The Linear Regression Slope indicator provides the slope at each bar of theoretical regression lines which involve that bar and the previous N-1 bars (N being the regression period). First, the data, based on the price selected, is smoothed using the moving average period and type (specify a period of 1 if no pre-smoothing is desired). The resulting data is then used to form regression lines ending at each bar, using the regression period specified. The slope of each bars regression line is the recorded as the linear regression slope value for that bar. For instance, assume a MA period of 1 and a Regression Period of 13. The raw closing price would be used and no smoothing performed since the MA period is 1. For each bar, we would then use the price data for that bar and the previous 12 bars (13 total) to form a regression line. The slope of that regression line is then recorded as the indicator value for that bar. The same calculation is done for each bar and then plotted in the chart. The slope can then be optionally normalized. Normalization is discussed in further detail below.
The raw slope essentially gives us the change in price per bar of the regression (best fit) line. If the slope is 1, then the regression line is rising at a rate of $1 per bar. Similarly, a slope of -0.25 would indicator that the line that best fits the last N bars of data is falling at the rate of $0.25 per bar.
If the "x 100 / Price (Normalize)" options is checked, then the resulting value will be divided by 100, and then multiplied by the price of that bar. This normalizes the data for the sake of comparison among instruments that trade in different price ranges. If you are interested in using this study to compare slopes between instruments, it's important that this normalizing option be used. The difference between the normalized slope and the raw slope is similar to the difference between percent change (normalized), and change(unnormalized). If you're comparing two instruments, one that's trading at 200 and another that's trading at 10, then it's not fair to compare the change in price, although the normalized value of percent change does give us a fair basis of comparison.

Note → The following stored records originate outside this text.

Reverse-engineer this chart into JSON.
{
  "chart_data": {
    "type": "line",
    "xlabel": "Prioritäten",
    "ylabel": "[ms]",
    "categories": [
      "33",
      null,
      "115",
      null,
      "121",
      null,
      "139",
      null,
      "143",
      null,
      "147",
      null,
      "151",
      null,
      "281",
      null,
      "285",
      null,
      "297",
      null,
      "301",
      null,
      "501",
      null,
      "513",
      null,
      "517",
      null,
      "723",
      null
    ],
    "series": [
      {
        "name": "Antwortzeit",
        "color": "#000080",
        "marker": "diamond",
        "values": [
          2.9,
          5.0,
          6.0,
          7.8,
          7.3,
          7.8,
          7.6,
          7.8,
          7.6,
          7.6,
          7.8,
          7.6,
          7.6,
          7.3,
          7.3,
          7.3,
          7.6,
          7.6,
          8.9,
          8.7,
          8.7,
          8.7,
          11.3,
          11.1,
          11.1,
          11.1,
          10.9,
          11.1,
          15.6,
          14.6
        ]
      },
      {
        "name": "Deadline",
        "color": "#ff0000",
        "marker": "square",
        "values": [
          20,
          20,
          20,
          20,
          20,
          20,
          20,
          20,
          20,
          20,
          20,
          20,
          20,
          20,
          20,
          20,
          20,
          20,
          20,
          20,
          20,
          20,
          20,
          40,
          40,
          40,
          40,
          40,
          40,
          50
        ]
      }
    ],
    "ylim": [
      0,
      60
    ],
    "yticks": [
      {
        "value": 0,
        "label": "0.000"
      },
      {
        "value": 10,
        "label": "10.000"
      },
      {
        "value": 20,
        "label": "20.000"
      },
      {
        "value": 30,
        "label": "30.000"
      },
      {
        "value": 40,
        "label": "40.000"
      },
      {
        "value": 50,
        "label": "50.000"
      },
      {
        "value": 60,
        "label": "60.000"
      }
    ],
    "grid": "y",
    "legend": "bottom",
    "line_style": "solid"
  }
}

The normalized slope value essentially gives us the percent change is price per bar of the regression (best fit) line. If the normalized slope is 0.10, then the regression line is rising at a rate of 0.10% per bar. Similarly, a normalized slope of -0.25 would indicator that the line that best fits the last N bars of data is falling at the rate o 0.25% per bar.
The resulting slope is drawn as a histogram that oscillates about 0. A reference line is drawn at the 0 level. A slope that is rising (greater than previous value of slope) is drawn in the up color, while a slope that is falling (lower than previous value of slope) is drawn in the down (dn) color.
Above is a Daily Candlestick Chart of an Microsoft Corp (MSFT). The histogram in the lower window pane represents the normalized slope using the preferences specified below. A 13-period linear regression line with 2-standard deviation channels is drawn overlaying the candles in the upper pane.